Ein Brite hat sich einen teuren Traum erfüllt und sich einen schicken Ferrari gegönnt. Doch nach nur drei Kilometern war Schluss mit der Freude. Er verursachte einen schweren Crash.
Die erste Ausfahrt mit dem neu gekauften Ferrari endete bitter für den Fahrer. Er zerlegte seinen Boliden nach nur wenigen Kilometern mit einem Unfall.
Ferrari-Kauf mit Folgen: Crash nach drei Kilometern
Damit hätte er sicherlich nicht gerechnet, als der Käufer eines 488 GTB sich hinters Lenkrad setzte und losfuhr. Doch schon nach drei Kilometern endete seine Fahrt mit seinem neu gekauften Ferrari. Er verursachte einen enormen Crash.
Er schaffte es aus der Ausfahrt des Händlers und kam dann noch drei Kilometer weit. Nun ist der Ferrari Schrott. Laut erstes Meldungen soll bei dem Crash niemand verletzt worden sein. Der Schaden allerdings ist sicherlich nicht unbeachtlich.
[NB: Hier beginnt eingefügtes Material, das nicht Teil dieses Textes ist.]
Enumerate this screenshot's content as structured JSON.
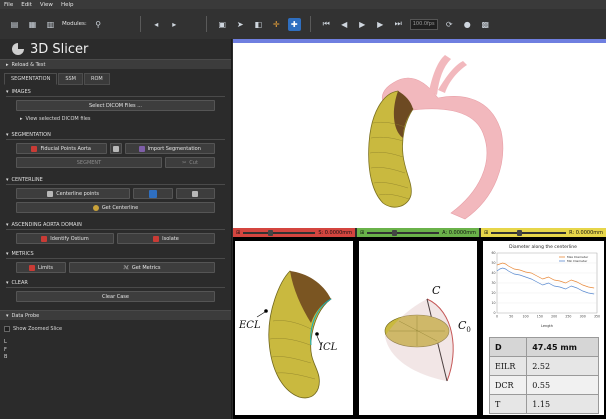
{
  "menu": [
    "File",
    "Edit",
    "View",
    "Help"
  ],
  "toolbar": {
    "module_label": "Modules:",
    "slice_field": "100.0fps"
  },
  "app_title": "3D Slicer",
  "left": {
    "reload_header": "Reload & Test",
    "tabs": [
      "SEGMENTATION",
      "SSM",
      "ROM"
    ],
    "images": {
      "header": "IMAGES",
      "select_dicom": "Select DICOM Files ...",
      "view_dicom": "View selected DICOM files"
    },
    "segmentation": {
      "header": "SEGMENTATION",
      "fiducial": "Fiducial Points Aorta",
      "import": "Import Segmentation",
      "segment": "SEGMENT",
      "cut": "Cut"
    },
    "centerline": {
      "header": "CENTERLINE",
      "points": "Centerline points",
      "get": "Get Centerline"
    },
    "ascending": {
      "header": "ASCENDING AORTA DOMAIN",
      "identify": "Identify Ostium",
      "isolate": "Isolate"
    },
    "metrics": {
      "header": "METRICS",
      "limits": "Limits",
      "get": "Get Metrics"
    },
    "clear": {
      "header": "CLEAR",
      "clear_case": "Clear Case"
    },
    "probe": {
      "header": "Data Probe",
      "show_zoomed": "Show Zoomed Slice",
      "lines": [
        "L",
        "F",
        "B"
      ]
    }
  },
  "slicebars": {
    "red": "S: 0.0000mm",
    "green": "A: 0.0000mm",
    "yellow": "R: 0.0000mm"
  },
  "labels": {
    "ecl": "ECL",
    "icl": "ICL",
    "c": "C",
    "c0": "C",
    "c0_sub": "0"
  },
  "chart_data": {
    "type": "line",
    "title": "Diameter along the centerline",
    "xlabel": "Length",
    "ylabel": "",
    "xlim": [
      0,
      350
    ],
    "ylim": [
      0,
      60
    ],
    "series": [
      {
        "name": "Max Diameter",
        "color": "#e8893a",
        "x": [
          0,
          10,
          20,
          30,
          40,
          60,
          80,
          100,
          120,
          140,
          160,
          180,
          200,
          220,
          240,
          260,
          280,
          300,
          320,
          340
        ],
        "values": [
          48,
          49,
          50,
          49,
          47,
          44,
          43,
          41,
          40,
          37,
          34,
          36,
          33,
          32,
          30,
          33,
          31,
          28,
          26,
          25
        ]
      },
      {
        "name": "Min Diameter",
        "color": "#5b8bd0",
        "x": [
          0,
          10,
          20,
          30,
          40,
          60,
          80,
          100,
          120,
          140,
          160,
          180,
          200,
          220,
          240,
          260,
          280,
          300,
          320,
          340
        ],
        "values": [
          42,
          44,
          45,
          44,
          42,
          39,
          38,
          36,
          34,
          31,
          28,
          30,
          27,
          26,
          24,
          27,
          25,
          22,
          20,
          19
        ]
      }
    ]
  },
  "metrics_table": {
    "rows": [
      {
        "key": "D",
        "value": "47.45 mm"
      },
      {
        "key": "EILR",
        "value": "2.52"
      },
      {
        "key": "DCR",
        "value": "0.55"
      },
      {
        "key": "T",
        "value": "1.15"
      }
    ]
  },
  "colors": {
    "vessel": "#c9b93f",
    "aorta": "#f2b8bd",
    "accent": "#2f6fc0"
  }
}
Ein Moment und schon ist es zerstört
Das Glück währte nicht lange. Und es brauchte auch nur einen Bruchteil einer Sekunde, um den frisch erworbenen Ferrari 488 GTB im Wert von ungefähr 200.000 Euro zu schrotten. Und damit nicht genug. Denn wenn sich der Brite dazu entscheidet das Fahrzeug reparieren zu lassen, kann das ein sehr teures Unterfangen werden.
Ein genauer Unfallhergang ist nicht bekannt, aber es soll kein weiteres Fahrzeug involviert gewesen sein. Der Ferrari lässt jedoch in seinem Zustand nach dem Unfall Rückschlüsse zu. So ist der Bolide wohl mit der Front gegen eine Leitplanke gedonnert. Sowohl beide Frontscheinwerfer sind kaputt gegangen als auch ist die Motorhaube eingedrückt und die komplette Front mit Kratzern übersät.
Es war ein Aprilscherz?
Der Unfall ereignete sich am 1. April, weswegen viele davon ausgegangen waren, es muss sich um einen Scherz handeln. Die Polizei erklärte auf Twitter, dass es sich bei dem Unfall definitiv um keinen Aprilscherz handle. Doch der Fahrer des Ferraris musste s ich so einiges an Spott und Hohn gefallen lassen im Netz.
Der größte Teil der Kommentare unter den Polizei-Tweet zielten darauf ab, das mangelnde Fahrtalent des Fahrers auf die Schippe zu nehmen. So erklärte ein User, dass er immer sage, man müsse ein Fahrzeug beherrschen, oder den Kauf sein lassen. Andere schrieben, dass der Fahrer zu viel Geld hätte, aber zu wenig Verstand. Ob der Ferrari repariert wird, ist übrigens nicht bekannt.